Passer par le Ciel pour rendre raison de la terre, c’est bien le reproche que fait Karl Marx à la tradition idéaliste qui l’a précédé. Dans L’Idéologie allemande (1845), il n’a pas de mots assez durs pour les « sornettes idéalistes » de ses prédécesseurs, qui veulent lire l’histoire comme la marche d’une idée ou d’un esprit. « À l’encontre de la philosophie allemande qui descend du ciel sur la terre, c’est de la terre au ciel que l’on monte ici. » Pour Marx, c’est le monde matériel dans lequel l’individu est immanquablement immergé qui le détermine et forme ses pensées.
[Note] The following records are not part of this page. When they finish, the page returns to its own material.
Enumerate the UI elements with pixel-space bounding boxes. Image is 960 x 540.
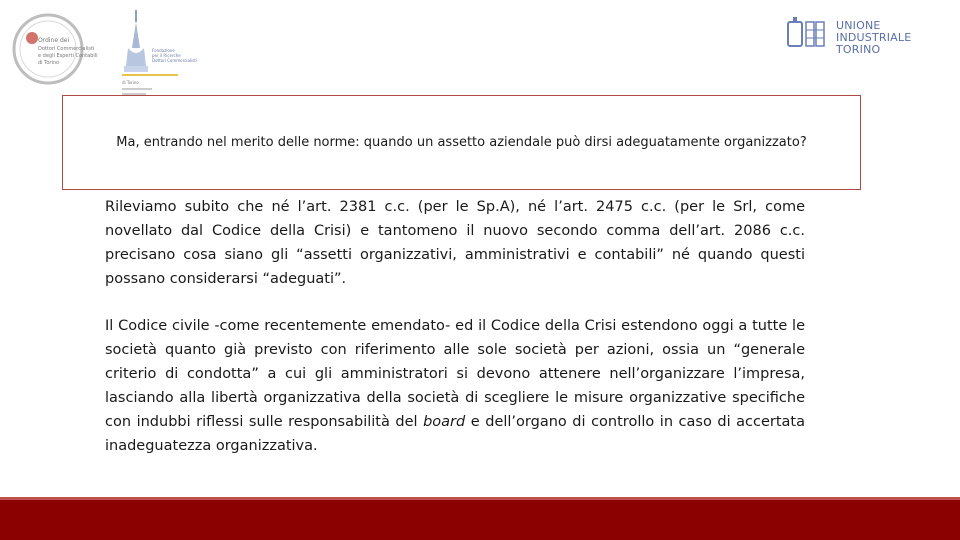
mole-logo-line4: di Torino bbox=[122, 80, 139, 85]
unione-industriale-logo bbox=[786, 14, 946, 54]
mole-logo-line2: per il Ricerche bbox=[152, 53, 181, 58]
ui-logo-line1: UNIONE INDUSTRIALE bbox=[836, 19, 912, 44]
paragraph-2-tail: e dell’organo di controllo in caso di accertata inadeguatezza organizzativa. bbox=[105, 414, 806, 454]
odcec-logo-line1: Ordine dei bbox=[38, 37, 70, 44]
odcec-logo bbox=[12, 12, 112, 86]
paragraph-2-italic: board bbox=[423, 414, 466, 430]
ui-logo-line2: TORINO bbox=[836, 43, 881, 56]
question-box bbox=[62, 95, 861, 190]
paragraph-2-text: Il Codice civile -come recentemente emendato- ed il Codice della Crisi estendono oggi a tutte le società quanto già previsto con riferimento alle sole società per azioni, ossia un “generale criterio di condotta” a cui gli amministratori si devono attenere nell’organizzare l’impresa, lasciando alla libertà organizzativa della società di scegliere le misure organizzative specifiche con indubbi riflessi sulle responsabilità del bbox=[105, 318, 805, 430]
odcec-logo-line4: di Torino bbox=[38, 60, 60, 66]
mole-logo-line1: Fondazione bbox=[152, 48, 175, 53]
mole-antonelliana-logo bbox=[118, 8, 197, 100]
odcec-logo-line2: Dottori Commercialisti bbox=[38, 46, 95, 52]
odcec-logo-line3: e degli Esperti Contabili bbox=[38, 53, 98, 59]
question-text: Ma, entrando nel merito delle norme: quando un assetto aziendale può dirsi adeguatamente organizzato? bbox=[116, 134, 807, 150]
footer-bar bbox=[0, 500, 960, 540]
mole-logo-line3: Dottori Commercialisti bbox=[152, 58, 197, 63]
paragraph-2 bbox=[105, 314, 805, 458]
paragraph-1: Rileviamo subito che né l’art. 2381 c.c. (per le Sp.A), né l’art. 2475 c.c. (per le Srl, come novellato dal Codice della Crisi) e tantomeno il nuovo secondo comma dell’art. 2086 c.c. precisano cosa siano gli “assetti organizzativi, amministrativi e contabili” né quando questi possano considerarsi “adeguati”. bbox=[105, 199, 805, 287]
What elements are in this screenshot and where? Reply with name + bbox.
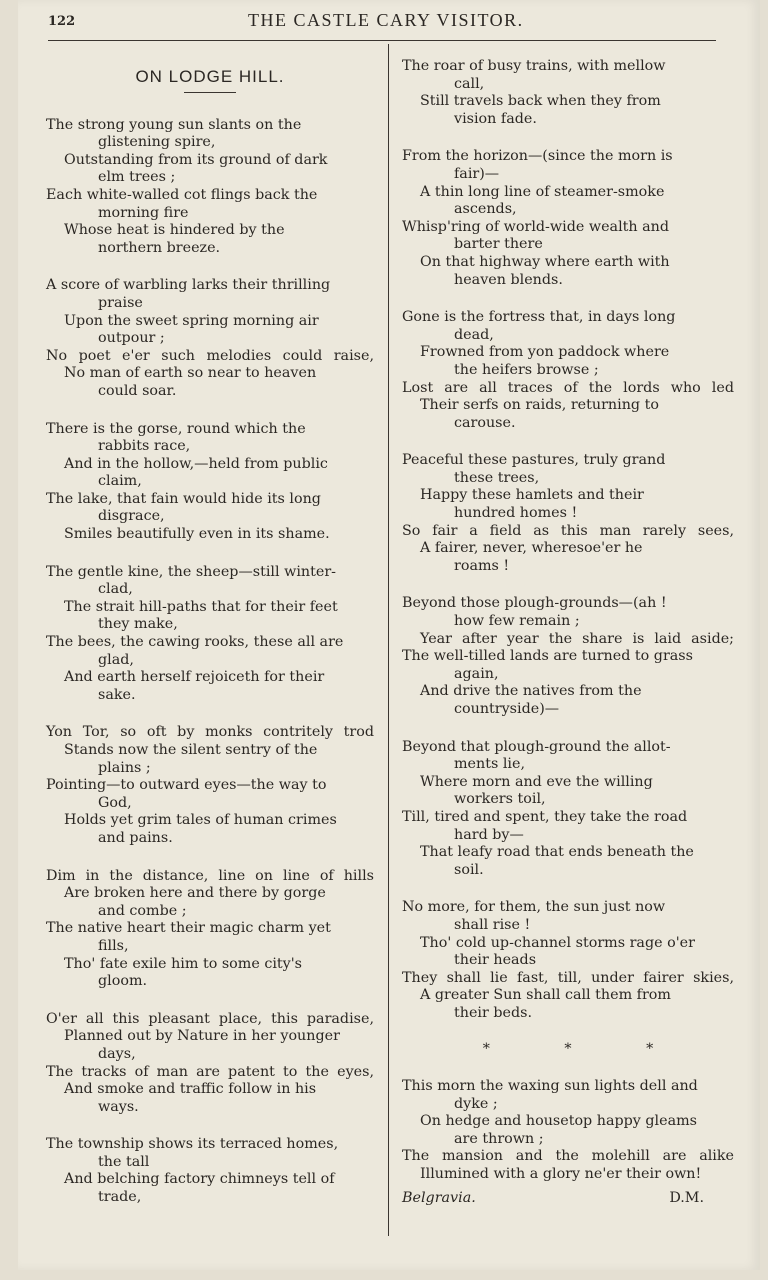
poem-line: and combe ; bbox=[98, 902, 187, 919]
poem-line: trade, bbox=[98, 1189, 142, 1206]
poem-line: vision fade. bbox=[454, 110, 537, 127]
stanza bbox=[402, 595, 734, 718]
stanza bbox=[402, 309, 734, 432]
poem-line: Smiles beautifully even in its shame. bbox=[64, 526, 330, 543]
poem-line: heaven blends. bbox=[454, 271, 563, 288]
poem-line: This morn the waxing sun lights dell and bbox=[402, 1078, 698, 1095]
poem-line: ascends, bbox=[454, 201, 517, 218]
poem-line: hundred homes ! bbox=[454, 505, 578, 522]
stanza bbox=[402, 452, 734, 575]
poem-line: Whose heat is hindered by the bbox=[64, 222, 285, 239]
poem-line: the tall bbox=[98, 1153, 150, 1170]
column-divider bbox=[388, 44, 389, 1236]
poem-line: A score of warbling larks their thrilling bbox=[46, 277, 331, 294]
poem-line: outpour ; bbox=[98, 330, 165, 347]
stanza bbox=[402, 148, 734, 289]
poem-line: The tracks of man are patent to the eyes, bbox=[46, 1063, 374, 1080]
header-rule bbox=[48, 40, 716, 41]
poem-line: fills, bbox=[98, 937, 129, 954]
poem-line: Their serfs on raids, returning to bbox=[420, 397, 659, 414]
running-title: THE CASTLE CARY VISITOR. bbox=[248, 10, 524, 30]
section-stars: * * * bbox=[482, 1040, 654, 1057]
poem-line: And earth herself rejoiceth for their bbox=[64, 669, 325, 686]
poem-line: disgrace, bbox=[98, 508, 165, 525]
poem-line: That leafy road that ends beneath the bbox=[420, 844, 694, 861]
poem-line: plains ; bbox=[98, 759, 151, 776]
poem-line: morning fire bbox=[98, 204, 189, 221]
poem-line: clad, bbox=[98, 581, 133, 598]
poem-line: dead, bbox=[454, 326, 494, 343]
poem-line: northern breeze. bbox=[98, 239, 221, 256]
running-header bbox=[48, 8, 716, 36]
poem-line: days, bbox=[98, 1045, 136, 1062]
poem-line: And smoke and traffic follow in his bbox=[64, 1081, 317, 1098]
poem-line: God, bbox=[98, 794, 132, 811]
poem-line: Frowned from yon paddock where bbox=[420, 344, 670, 361]
poem-line: Stands now the silent sentry of the bbox=[64, 742, 318, 758]
poem-line: Where morn and eve the willing bbox=[420, 773, 653, 790]
poem-line: Illumined with a glory ne'er their own! bbox=[420, 1166, 702, 1183]
poem-line: The gentle kine, the sheep—still winter- bbox=[46, 563, 336, 580]
poem-line: call, bbox=[454, 75, 485, 92]
poem-line: Lost are all traces of the lords who led bbox=[402, 379, 734, 396]
poem-line: workers toil, bbox=[454, 791, 546, 808]
poem-line: soil. bbox=[454, 861, 484, 878]
poem-line: Still travels back when they from bbox=[420, 93, 661, 110]
left-column bbox=[46, 58, 374, 1227]
poem-line: countryside)— bbox=[454, 701, 560, 717]
poem-line: A greater Sun shall call them from bbox=[420, 987, 671, 1004]
right-column bbox=[402, 58, 734, 1210]
poem-line: Till, tired and spent, they take the road bbox=[402, 808, 688, 825]
stanza bbox=[46, 1011, 374, 1117]
stanza bbox=[402, 899, 734, 1022]
poem-line: shall rise ! bbox=[454, 916, 531, 933]
stanza bbox=[402, 739, 734, 880]
stanza bbox=[402, 58, 734, 128]
poem-line: they make, bbox=[98, 616, 178, 633]
title-rule bbox=[184, 92, 236, 93]
poem-line: gloom. bbox=[98, 973, 148, 990]
poem-line: The lake, that fain would hide its long bbox=[46, 490, 321, 507]
poem-line: So fair a field as this man rarely sees, bbox=[402, 522, 734, 539]
poem-line: Each white-walled cot flings back the bbox=[46, 186, 318, 203]
poem-line: The bees, the cawing rooks, these all are bbox=[46, 634, 344, 651]
poem-line: Yon Tor, so oft by monks contritely trod bbox=[46, 724, 374, 741]
poem-line: The strong young sun slants on the bbox=[46, 116, 302, 133]
poem-line: The native heart their magic charm yet bbox=[46, 920, 331, 937]
poem-line: Tho' cold up-channel storms rage o'er bbox=[420, 934, 695, 951]
poem-line: dyke ; bbox=[454, 1095, 498, 1112]
stanza bbox=[46, 868, 374, 991]
poem-line: ments lie, bbox=[454, 756, 526, 773]
poem-line: could soar. bbox=[98, 382, 177, 399]
poem-line: ways. bbox=[98, 1098, 139, 1115]
poem-title: ON LODGE HILL. bbox=[135, 67, 285, 86]
poem-line: their heads bbox=[454, 952, 537, 969]
poem-line: They shall lie fast, till, under fairer skies, bbox=[402, 969, 734, 986]
poem-line: The roar of busy trains, with mellow bbox=[402, 58, 666, 74]
stanza bbox=[46, 724, 374, 847]
poem-line: Outstanding from its ground of dark bbox=[64, 151, 328, 168]
left-stanzas bbox=[46, 117, 374, 1207]
poem-line: The strait hill-paths that for their feet bbox=[64, 598, 338, 615]
poem-line: glad, bbox=[98, 651, 134, 668]
right-stanzas bbox=[402, 58, 734, 1023]
poem-line: Pointing—to outward eyes—the way to bbox=[46, 777, 327, 794]
poem-line: A thin long line of steamer-smoke bbox=[420, 183, 665, 200]
poem-line: carouse. bbox=[454, 414, 516, 431]
poem-line: rabbits race, bbox=[98, 438, 191, 455]
poem-line: From the horizon—(since the morn is bbox=[402, 148, 673, 165]
poem-line: On hedge and housetop happy gleams bbox=[420, 1113, 698, 1130]
poem-line: claim, bbox=[98, 473, 142, 490]
poem-line: And drive the natives from the bbox=[420, 683, 642, 700]
poem-line: roams ! bbox=[454, 557, 510, 574]
poem-line: hard by— bbox=[454, 826, 524, 843]
place-name: Belgravia. bbox=[402, 1189, 476, 1206]
poem-line: Gone is the fortress that, in days long bbox=[402, 309, 676, 326]
page-number: 122 bbox=[48, 14, 76, 29]
poem-line: again, bbox=[454, 665, 499, 682]
poem-line: how few remain ; bbox=[454, 613, 580, 630]
poem-line: No more, for them, the sun just now bbox=[402, 899, 666, 916]
poem-line: There is the gorse, round which the bbox=[46, 420, 306, 437]
poem-line: Year after year the share is laid aside; bbox=[420, 630, 734, 647]
poem-line: Beyond those plough-grounds—(ah ! bbox=[402, 595, 667, 612]
poem-line: Upon the sweet spring morning air bbox=[64, 312, 319, 329]
stanza bbox=[46, 277, 374, 400]
poem-line: On that highway where earth with bbox=[420, 253, 670, 270]
poem-line: the heifers browse ; bbox=[454, 361, 599, 378]
poem-line: Happy these hamlets and their bbox=[420, 487, 644, 504]
poem-line: Dim in the distance, line on line of hills bbox=[46, 867, 374, 884]
stanza bbox=[46, 1136, 374, 1206]
poem-line: and pains. bbox=[98, 829, 173, 846]
poem-line: fair)— bbox=[454, 165, 500, 182]
poem-line: The township shows its terraced homes, bbox=[46, 1136, 339, 1153]
poem-line: these trees, bbox=[454, 469, 540, 486]
poem-line: The well-tilled lands are turned to grass bbox=[402, 648, 693, 665]
author-initials: D.M. bbox=[669, 1189, 704, 1206]
poem-line: Holds yet grim tales of human crimes bbox=[64, 812, 337, 829]
poem-line: O'er all this pleasant place, this paradise, bbox=[46, 1010, 374, 1027]
poem-line: Whisp'ring of world-wide wealth and bbox=[402, 218, 670, 235]
poem-line: Tho' fate exile him to some city's bbox=[64, 955, 303, 972]
poem-line: And belching factory chimneys tell of bbox=[64, 1171, 335, 1188]
final-stanza bbox=[402, 1078, 734, 1184]
poem-line: elm trees ; bbox=[98, 169, 176, 186]
poem-line: are thrown ; bbox=[454, 1130, 544, 1147]
poem-line: glistening spire, bbox=[98, 134, 216, 151]
poem-line: barter there bbox=[454, 236, 543, 253]
poem-line: And in the hollow,—held from public bbox=[64, 455, 328, 472]
poem-line: No poet e'er such melodies could raise, bbox=[46, 347, 374, 364]
poem-line: Planned out by Nature in her younger bbox=[64, 1028, 340, 1045]
poem-line: No man of earth so near to heaven bbox=[64, 365, 317, 382]
stanza bbox=[46, 564, 374, 705]
stanza bbox=[46, 421, 374, 544]
poem-line: Peaceful these pastures, truly grand bbox=[402, 452, 666, 469]
poem-line: Are broken here and there by gorge bbox=[64, 885, 326, 902]
poem-line: The mansion and the molehill are alike bbox=[402, 1148, 734, 1165]
stanza bbox=[402, 1078, 734, 1184]
poem-line: Beyond that plough-ground the allot- bbox=[402, 738, 671, 755]
poem-line: sake. bbox=[98, 686, 136, 703]
poem-line: their beds. bbox=[454, 1004, 533, 1021]
poem-line: praise bbox=[98, 294, 143, 311]
stanza bbox=[46, 117, 374, 258]
poem-line: A fairer, never, wheresoe'er he bbox=[420, 540, 643, 557]
signature-line bbox=[402, 1190, 734, 1210]
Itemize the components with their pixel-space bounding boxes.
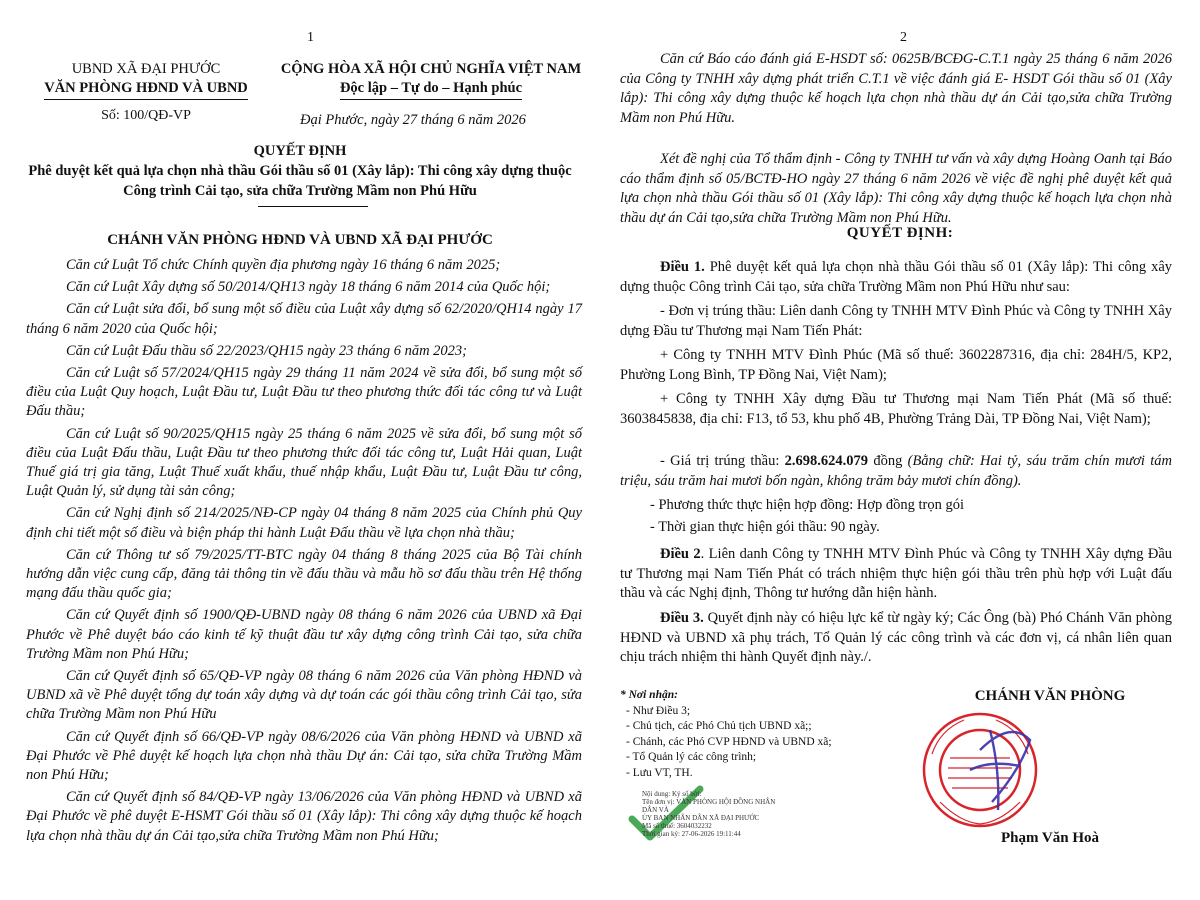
article-2-text: . Liên danh Công ty TNHH MTV Đình Phúc và Công ty TNHH Xây dựng Đầu tư Thương mại Nam Tiến Phát có trách nhiệm thực hiện gói thầu trên phù hợp với Luật đấu thầu và các Nghị định, Thông tư hướng dẫn hiện hành. bbox=[620, 546, 1173, 601]
proposal-text: Xét đề nghị của Tổ thẩm định - Công ty TNHH tư vấn và xây dựng Hoàng Oanh tại Báo cáo thẩm định số 05/BCTĐ-HO ngày 27 tháng 6 năm 2026 về việc đề nghị phê duyệt kết quả lựa chọn nhà thầu Gói thầu số 01 (Xây lắp): Thi công xây dựng thuộc kế hoạch lựa chọn nhà thầu dự án Cải tạo,sửa chữa Trường Mầm non Phú Hữu. bbox=[620, 151, 1172, 226]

Aussi, ce plan supérieur des idées, ce « ciel » dont la religion est la plus populaire expression, n’est pas un espace autonome ou privilégié, il n’est que le jouet et le reflet des conditions matérielles d’ici-bas : « On ne part pas de ce que les hommes disent, s’imaginent, se représentent, ni non plus de ce qu’ils sont dans les paroles, la pensée, l’imagination et la représentation d’autrui, pour aboutir ensuite aux hommes en chair et en os; non, on part des hommes dans leur activité réelle ». Bref, dans la perspective de Marx, pour sauver la forêt, il est inutile d’essayer d’en faire un nouveau dieu ; il faut se pencher sur les conditions matérielles de la déforestation, là où sont les intérêts économiques de ceux qui l’organisent et des industries qui en jouissent.
D’ailleurs, ce recours au religieux n’est selon lui pas qu’une simple erreur ; plutôt une grave tromperie. Dans la célèbre introduction qu’il écrit pour sa Contribution à la critique de la philosophie du droit de Hegel (1843), il estime que « la religion est le soupir de la créature accablée par le malheur, l’âme d’un monde sans cœur, de même qu’elle est l’esprit d’une époque sans esprit. C’est l’opium du peuple ». Autrement dit, la religion est une illusion opportunément entretenue pour dissimuler les causes matérielles, économiques et non naturelles, de la misère du peuple. Ce nuage de fumée, qui dissimule les souffrances derrière des « cancans littéraires », doit être dissipé pour que les souffrances cessent d’être justifiées et apparaissent dans leur insupportable cruauté. « Le véritable bonheur du peuple exige que la religion soit supprimée en tant que bonheur illusoire du peuple. Exiger qu’il soit renoncé aux illusions concernant notre propre situation, c’est exiger qu’il soit renoncé à une situation qui a besoin d’illusions. »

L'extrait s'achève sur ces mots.